Let $V$ a vector space with $\dim V < \infty$ and $U$ a subspace of $V$. Let $V/U$ a factor space, i.e. $V/U:=\{[x]\mid x\in U\}$ with $[x]:=\{y\in V\mid x-y \in U\}$
I have four elementary questions.
$\bullet_1$ If $v,w\in V$. Is it true that $v\ne w$ iff $[v]\ne[w]$ ?
$\bullet_2 $ If $U=\{0\}$, then $V/U=P(V)$? ($P$ denotes the potence set)
$\bullet_3$ If $U=V$, then $V/U=\{V\}$ or $V/U=V$ ?

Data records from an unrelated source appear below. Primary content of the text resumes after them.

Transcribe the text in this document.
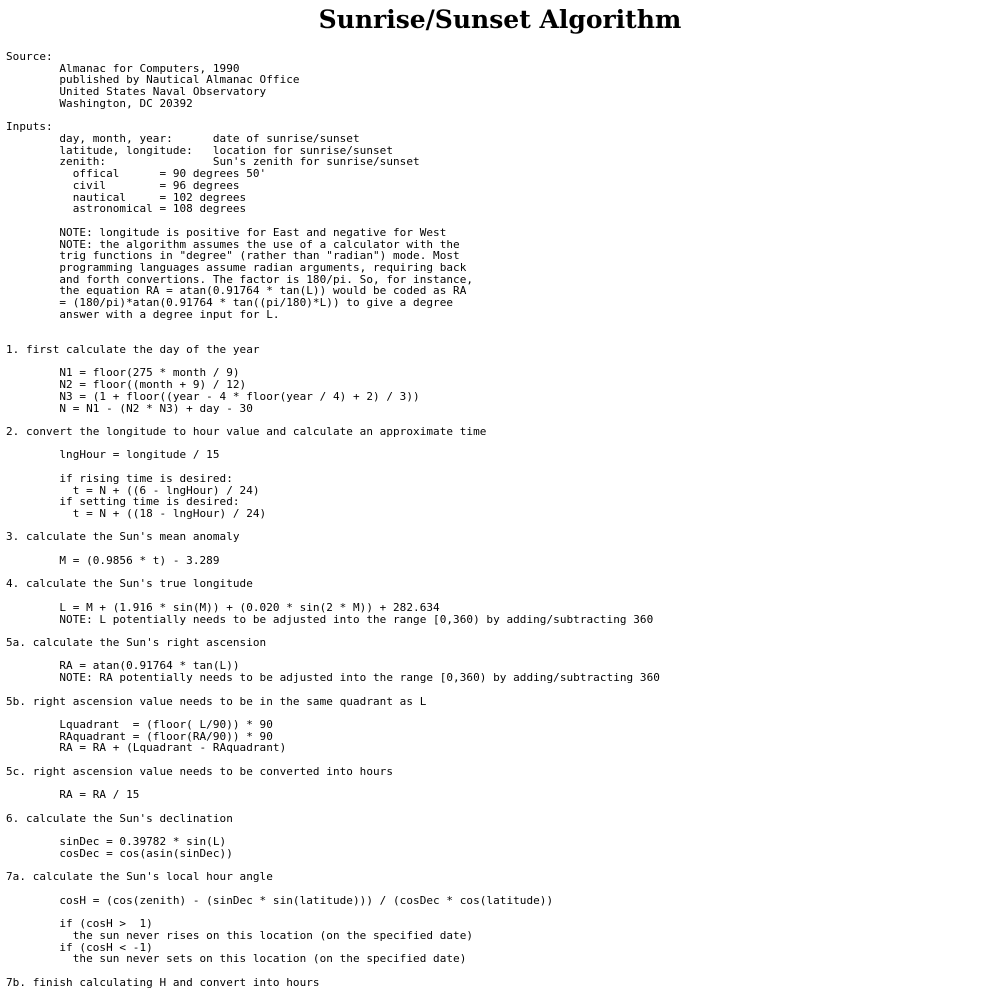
Sunrise/Sunset Algorithm
Source:
Almanac for Computers, 1990
published by Nautical Almanac Office
United States Naval Observatory
Washington, DC 20392

Inputs:
day, month, year:      date of sunrise/sunset
latitude, longitude:   location for sunrise/sunset
zenith:                Sun's zenith for sunrise/sunset
offical      = 90 degrees 50'
civil        = 96 degrees
nautical     = 102 degrees
astronomical = 108 degrees

NOTE: longitude is positive for East and negative for West
NOTE: the algorithm assumes the use of a calculator with the
trig functions in "degree" (rather than "radian") mode. Most
programming languages assume radian arguments, requiring back
and forth convertions. The factor is 180/pi. So, for instance,
the equation RA = atan(0.91764 * tan(L)) would be coded as RA
= (180/pi)*atan(0.91764 * tan((pi/180)*L)) to give a degree
answer with a degree input for L.

1. first calculate the day of the year

N1 = floor(275 * month / 9)
N2 = floor((month + 9) / 12)
N3 = (1 + floor((year - 4 * floor(year / 4) + 2) / 3))
N = N1 - (N2 * N3) + day - 30

2. convert the longitude to hour value and calculate an approximate time

lngHour = longitude / 15

if rising time is desired:
t = N + ((6 - lngHour) / 24)
if setting time is desired:
t = N + ((18 - lngHour) / 24)

3. calculate the Sun's mean anomaly

M = (0.9856 * t) - 3.289

4. calculate the Sun's true longitude

L = M + (1.916 * sin(M)) + (0.020 * sin(2 * M)) + 282.634
NOTE: L potentially needs to be adjusted into the range [0,360) by adding/subtracting 360

5a. calculate the Sun's right ascension

RA = atan(0.91764 * tan(L))
NOTE: RA potentially needs to be adjusted into the range [0,360) by adding/subtracting 360

5b. right ascension value needs to be in the same quadrant as L

Lquadrant  = (floor( L/90)) * 90
RAquadrant = (floor(RA/90)) * 90
RA = RA + (Lquadrant - RAquadrant)

5c. right ascension value needs to be converted into hours

RA = RA / 15

6. calculate the Sun's declination

sinDec = 0.39782 * sin(L)
cosDec = cos(asin(sinDec))

7a. calculate the Sun's local hour angle

cosH = (cos(zenith) - (sinDec * sin(latitude))) / (cosDec * cos(latitude))

if (cosH >  1)
the sun never rises on this location (on the specified date)
if (cosH < -1)
the sun never sets on this location (on the specified date)

7b. finish calculating H and convert into hours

$\bullet_4$ $\{(x,y)\in V\times V\mid x+y\in U\}$ is a equivalence relation on $V$?
My thoughts:
According to $\bullet_1$: $'\Rightarrow'$ holds, but not $'\Leftarrow'$.

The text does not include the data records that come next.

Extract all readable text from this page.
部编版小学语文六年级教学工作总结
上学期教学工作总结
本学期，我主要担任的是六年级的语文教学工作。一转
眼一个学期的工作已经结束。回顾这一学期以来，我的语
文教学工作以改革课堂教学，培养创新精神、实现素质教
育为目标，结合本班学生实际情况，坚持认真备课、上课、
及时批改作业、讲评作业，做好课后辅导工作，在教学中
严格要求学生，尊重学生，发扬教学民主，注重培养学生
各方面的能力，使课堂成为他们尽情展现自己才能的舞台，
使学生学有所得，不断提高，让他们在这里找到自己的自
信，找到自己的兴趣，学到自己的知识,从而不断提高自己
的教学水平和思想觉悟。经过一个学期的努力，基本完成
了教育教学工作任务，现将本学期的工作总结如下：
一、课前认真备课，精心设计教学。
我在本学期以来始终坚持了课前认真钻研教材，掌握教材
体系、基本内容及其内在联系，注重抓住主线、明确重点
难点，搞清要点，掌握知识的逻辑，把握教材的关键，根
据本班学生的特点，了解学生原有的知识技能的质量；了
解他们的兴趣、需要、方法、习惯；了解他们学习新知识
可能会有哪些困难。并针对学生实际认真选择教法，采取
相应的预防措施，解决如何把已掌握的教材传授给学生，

According to $\bullet_2$:, I think this is true since $[x]=\{0\}$ and $\{0\}\in W$ for any $W\subset P(V)$
According to $\bullet_3$: I would say $V/U=V$, since $\{V\}$ is not even a vector space.

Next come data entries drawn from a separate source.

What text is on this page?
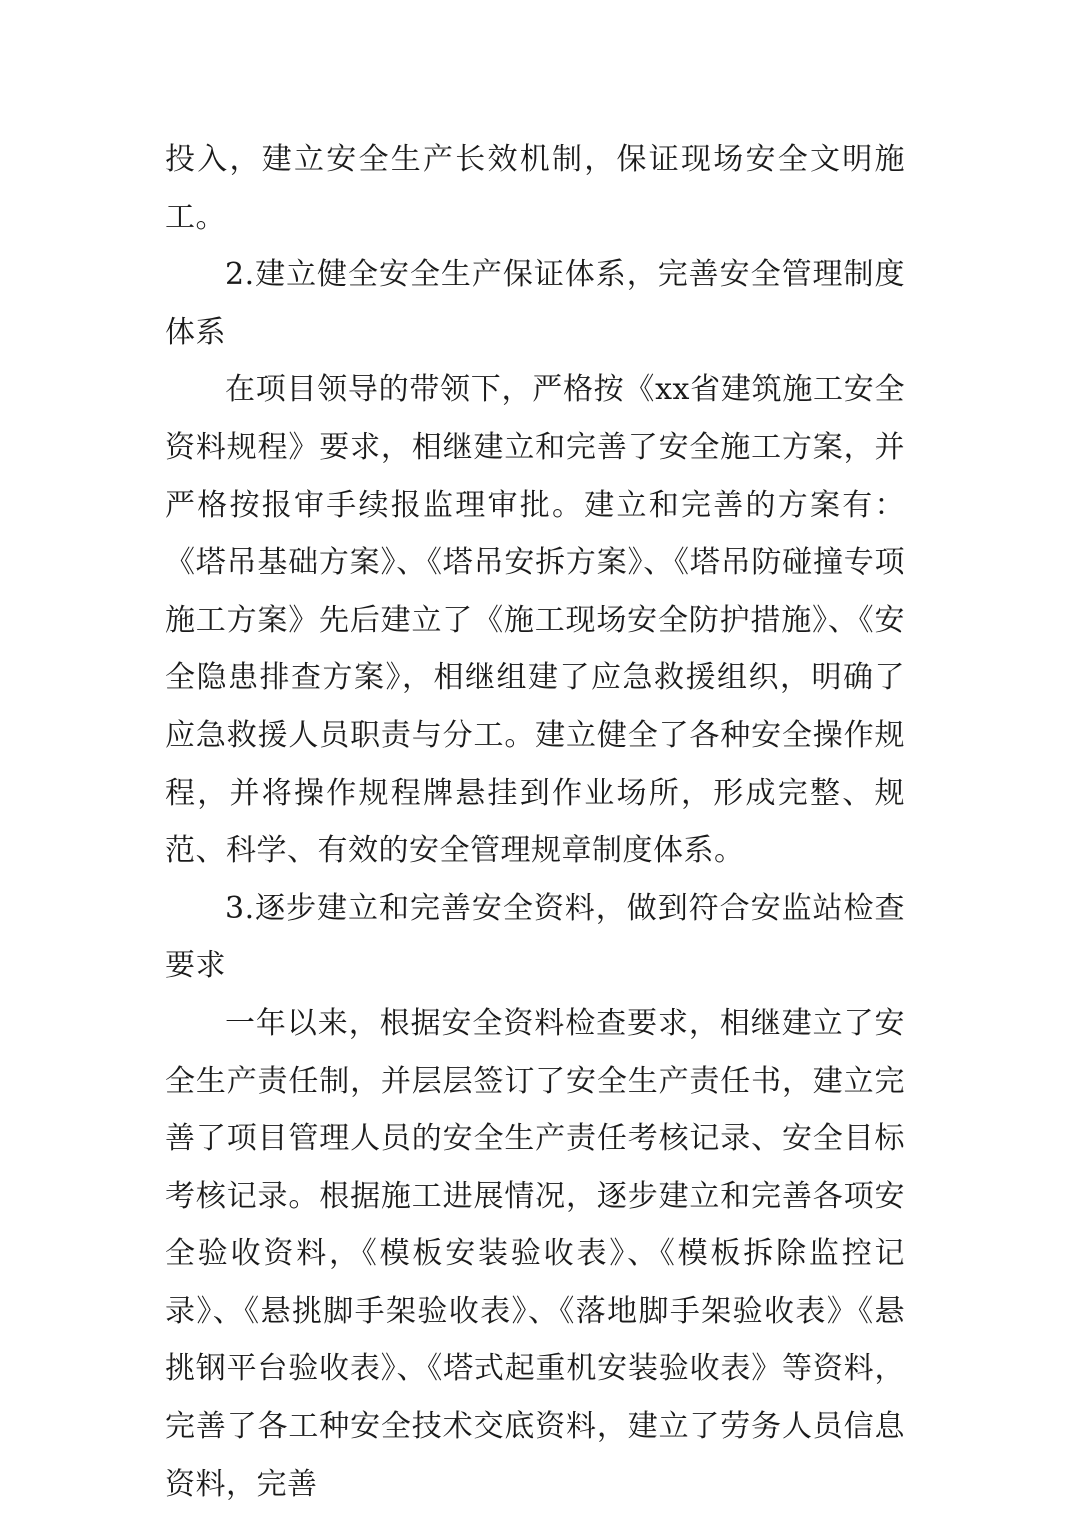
投入，建立安全生产长效机制，保证现场安全文明施工。

2.建立健全安全生产保证体系，完善安全管理制度体系

在项目领导的带领下，严格按《xx省建筑施工安全资料规程》要求，相继建立和完善了安全施工方案，并严格按报审手续报监理审批。建立和完善的方案有：《塔吊基础方案》、《塔吊安拆方案》、《塔吊防碰撞专项施工方案》先后建立了《施工现场安全防护措施》、《安全隐患排查方案》，相继组建了应急救援组织，明确了应急救援人员职责与分工。建立健全了各种安全操作规程，并将操作规程牌悬挂到作业场所，形成完整、规范、科学、有效的安全管理规章制度体系。

3.逐步建立和完善安全资料，做到符合安监站检查要求

一年以来，根据安全资料检查要求，相继建立了安全生产责任制，并层层签订了安全生产责任书，建立完善了项目管理人员的安全生产责任考核记录、安全目标考核记录。根据施工进展情况，逐步建立和完善各项安全验收资料，《模板安装验收表》、《模板拆除监控记录》、《悬挑脚手架验收表》、《落地脚手架验收表》《悬挑钢平台验收表》、《塔式起重机安装验收表》等资料，完善了各工种安全技术交底资料，建立了劳务人员信息资料，完善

According to $\bullet_4$: I know that $\{(x,y)\in V\times V\mid x-y\in U\}$ is a equivalence relation on $V$. And since $y\in V$ also $-y\in V$, thus this is the same?
I am absolutely not sure about factor spaces. Some enlightenment would be very helpful!
Ad 1: $\Leftarrow$ certainly holds, $\Rightarrow$ in general not. (But if $U=\{0\}$, ...)
Ad 2: In general, no. Instead $V/U=\{\,\{x\}\mid x\in V\,\}$. And as soon $V$ is not the 0-space, we can find distinct elements $x,y\in V$ and have $\{x,y\}\in P(V)$, but $\{x,y\}\notin V/U$.
Ad 3: $V/U=\{V\}$ is a one element set. Which is a zero-dimensional vector space.
Ad 4: In general, this is not an equivalence relation. For an equivalence relation, you'd need (among others) that it contains $(v,v)$ for all $v\in V$. But you cannot expect $2v\in U$ to hold for all $v\in V$. This is only true if either $U=V$ or we work in characteristic $2$.